In this part, we build ensemble estimators, which make predictions based on the predictions of base estimators. The goal here is to build an ensemble estimator, of which the performance is at least as good as that of the best base estimator, which help us avoid the trouble of making choices among base estimators. Such ensemble estimator would be very helpful, especially in the cases when there is variation in terms of the performance of base estimators, or in the cases where some data required for certain base estimators are not available (e.g., values of some key predictors are missing in the content filtering models).
To avoid overfitting, we train the ensemble estimators on the cross-validation set rather than the training set we used for the training of base estimators.

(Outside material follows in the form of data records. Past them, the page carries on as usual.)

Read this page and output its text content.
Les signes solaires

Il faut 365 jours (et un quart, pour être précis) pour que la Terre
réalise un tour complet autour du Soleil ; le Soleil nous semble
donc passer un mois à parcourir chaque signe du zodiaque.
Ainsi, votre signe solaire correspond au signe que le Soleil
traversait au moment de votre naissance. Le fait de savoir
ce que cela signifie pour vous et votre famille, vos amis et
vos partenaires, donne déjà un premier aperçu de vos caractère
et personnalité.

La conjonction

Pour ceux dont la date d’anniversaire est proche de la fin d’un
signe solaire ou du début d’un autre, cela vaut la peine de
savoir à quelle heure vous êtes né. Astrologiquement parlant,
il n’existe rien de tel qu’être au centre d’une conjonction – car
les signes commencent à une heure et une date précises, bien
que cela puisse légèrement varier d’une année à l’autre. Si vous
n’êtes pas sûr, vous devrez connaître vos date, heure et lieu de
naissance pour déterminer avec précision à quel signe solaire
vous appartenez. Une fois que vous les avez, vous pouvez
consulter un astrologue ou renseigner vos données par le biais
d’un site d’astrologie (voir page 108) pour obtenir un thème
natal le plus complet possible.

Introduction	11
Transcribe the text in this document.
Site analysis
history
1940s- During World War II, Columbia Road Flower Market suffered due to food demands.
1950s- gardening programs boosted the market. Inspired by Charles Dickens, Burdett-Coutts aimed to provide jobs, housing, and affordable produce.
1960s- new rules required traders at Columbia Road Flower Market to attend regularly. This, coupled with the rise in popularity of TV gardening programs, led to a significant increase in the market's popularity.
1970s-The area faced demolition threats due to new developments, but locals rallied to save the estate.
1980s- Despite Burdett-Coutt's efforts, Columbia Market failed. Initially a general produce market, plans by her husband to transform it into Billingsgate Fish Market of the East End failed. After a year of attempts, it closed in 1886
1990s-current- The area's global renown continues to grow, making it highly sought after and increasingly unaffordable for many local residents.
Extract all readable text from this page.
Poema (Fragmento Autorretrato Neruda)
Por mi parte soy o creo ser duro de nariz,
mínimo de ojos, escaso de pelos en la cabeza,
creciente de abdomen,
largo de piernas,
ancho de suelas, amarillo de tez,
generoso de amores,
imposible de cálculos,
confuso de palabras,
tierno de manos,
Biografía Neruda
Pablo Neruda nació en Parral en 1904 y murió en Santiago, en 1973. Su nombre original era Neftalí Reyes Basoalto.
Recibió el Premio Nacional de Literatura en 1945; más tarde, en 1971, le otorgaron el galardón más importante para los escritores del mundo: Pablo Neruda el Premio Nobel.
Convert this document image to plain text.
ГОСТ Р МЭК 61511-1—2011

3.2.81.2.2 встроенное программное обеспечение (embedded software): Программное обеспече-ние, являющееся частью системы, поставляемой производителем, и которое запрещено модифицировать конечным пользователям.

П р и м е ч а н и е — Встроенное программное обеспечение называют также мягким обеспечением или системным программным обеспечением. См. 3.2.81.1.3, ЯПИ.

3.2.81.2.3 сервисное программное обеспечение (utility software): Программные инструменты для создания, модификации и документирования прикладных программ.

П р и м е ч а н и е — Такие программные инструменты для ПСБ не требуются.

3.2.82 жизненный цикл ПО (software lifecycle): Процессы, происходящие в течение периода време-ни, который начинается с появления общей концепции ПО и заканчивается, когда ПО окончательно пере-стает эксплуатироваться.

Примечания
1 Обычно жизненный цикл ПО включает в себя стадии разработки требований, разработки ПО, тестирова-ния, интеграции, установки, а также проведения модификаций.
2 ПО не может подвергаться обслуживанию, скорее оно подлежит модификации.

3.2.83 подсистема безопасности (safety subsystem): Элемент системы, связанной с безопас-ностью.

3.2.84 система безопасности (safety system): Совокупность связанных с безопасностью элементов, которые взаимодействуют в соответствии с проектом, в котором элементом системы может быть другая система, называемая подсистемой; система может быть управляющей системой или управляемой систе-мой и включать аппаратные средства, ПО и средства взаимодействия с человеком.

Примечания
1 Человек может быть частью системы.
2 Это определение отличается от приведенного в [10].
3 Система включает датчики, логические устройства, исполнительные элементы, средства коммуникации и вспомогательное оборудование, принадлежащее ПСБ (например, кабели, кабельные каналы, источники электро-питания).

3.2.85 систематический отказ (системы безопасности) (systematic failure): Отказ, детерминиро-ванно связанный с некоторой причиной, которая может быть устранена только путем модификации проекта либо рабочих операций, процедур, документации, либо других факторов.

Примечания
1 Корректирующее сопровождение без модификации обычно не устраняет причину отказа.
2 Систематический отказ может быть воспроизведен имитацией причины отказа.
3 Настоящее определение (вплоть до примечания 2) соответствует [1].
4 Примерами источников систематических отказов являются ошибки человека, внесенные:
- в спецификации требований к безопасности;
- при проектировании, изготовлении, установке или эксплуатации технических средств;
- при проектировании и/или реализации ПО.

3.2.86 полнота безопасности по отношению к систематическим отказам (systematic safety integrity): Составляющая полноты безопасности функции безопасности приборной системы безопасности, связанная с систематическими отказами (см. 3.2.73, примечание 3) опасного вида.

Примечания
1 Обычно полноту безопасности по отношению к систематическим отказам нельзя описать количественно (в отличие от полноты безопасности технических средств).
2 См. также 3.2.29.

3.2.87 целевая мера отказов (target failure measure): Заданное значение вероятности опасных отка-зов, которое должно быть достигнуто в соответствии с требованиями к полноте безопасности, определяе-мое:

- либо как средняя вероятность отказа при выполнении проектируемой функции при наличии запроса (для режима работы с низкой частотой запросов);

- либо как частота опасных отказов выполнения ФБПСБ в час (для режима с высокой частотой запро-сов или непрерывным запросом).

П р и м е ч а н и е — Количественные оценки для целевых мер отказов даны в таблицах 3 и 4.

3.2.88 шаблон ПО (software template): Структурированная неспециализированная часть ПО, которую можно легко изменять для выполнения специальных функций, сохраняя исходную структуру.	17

We drop the base estimators, of which the $R^2$ score on the cross-validation set is lower than a threshold (we choose 0.05 in this case); we call the remaining base estimators as qualified base estimators.
Here we tried 3 strategies to build ensemble estimators (weighted average, Ridge regression, and random forest regressor).
We use Champaign dataset (20571 reviews, 878 restaurants, 8451 users) for demo purpose.
Note: the fitting time we report in this part does NOT include the fitting and prediction time of base estimators.
First, we built ensemble estimators for the qualified collaborative filtering base estimators.
The first strategy is to make the ensemble predictions as the weighted averages of the qualified base estimators, where we use $R^2$ score on the cross-validation set as weights.
The result is shown below.
model | fitting time (s) | train RMSE | test RMSE | train $R^2$ | test $R^2$ |
---|---|---|---|---|---|
Ensemble1 (weighted average) | 0.0 | 0.8527 | 1.3071 | 0.6454 | 0.1882 |
The performance of weighted average is fine.
The second strategy is to perform a Ridge regression on the predictions of qualified base estimators.
The result is shown below.
model | fitting time (s) | train RMSE | test RMSE | train $R^2$ | test $R^2$ |
---|---|---|---|---|---|
Ensemble1 (Ridge regression) | 0.004 | 1.3268 | 1.3026 | 0.1413 | 0.1937 |
The performance on the training set is poor. We need to point out that the training set here is not “real” training set since we train the ensemble estimator on the cross-validation set.
The third strategy is to train a random forest regressor on the predictions of qualified base estimators. We can use the best parameters determined by cross-validation.
The result is shown below.
model | fitting time (s) | train RMSE | test RMSE | train $R^2$ | test $R^2$ |
---|---|---|---|---|---|
Ensemble1 (random forest) | 0.215 | 1.057 | 1.3037 | 0.4551 | 0.1924 |
The performance on the training set seems to be better than that of Ridge regression.
model | fitting time (s) | train RMSE | test RMSE | train $R^2$ | test $R^2$ |
---|---|---|---|---|---|
Ensemble2 (weighted average) | 0.0 | 0.9007 | 1.1591 | 0.6043 | 0.3616 |
The performance on the test set drops slightly.
model | fitting time (s) | train RMSE | test RMSE | train $R^2$ | test $R^2$ |
---|---|---|---|---|---|
Ensemble2 (Ridge regression) | 0.01 | 1.2721 | 1.083 | 0.2107 | 0.4426 |
The performance on the training set is bad.
model | fitting time (s) | train RMSE | test RMSE | train $R^2$ | test $R^2$ |
---|---|---|---|---|---|
Ensemble2 (random forest) | 0.268 | 1.0621 | 1.0855 | 0.4497 | 0.4401 |
The performance is good on both training set and test set, indicating random forest regressor is suitable for building ensemble estimator in this case.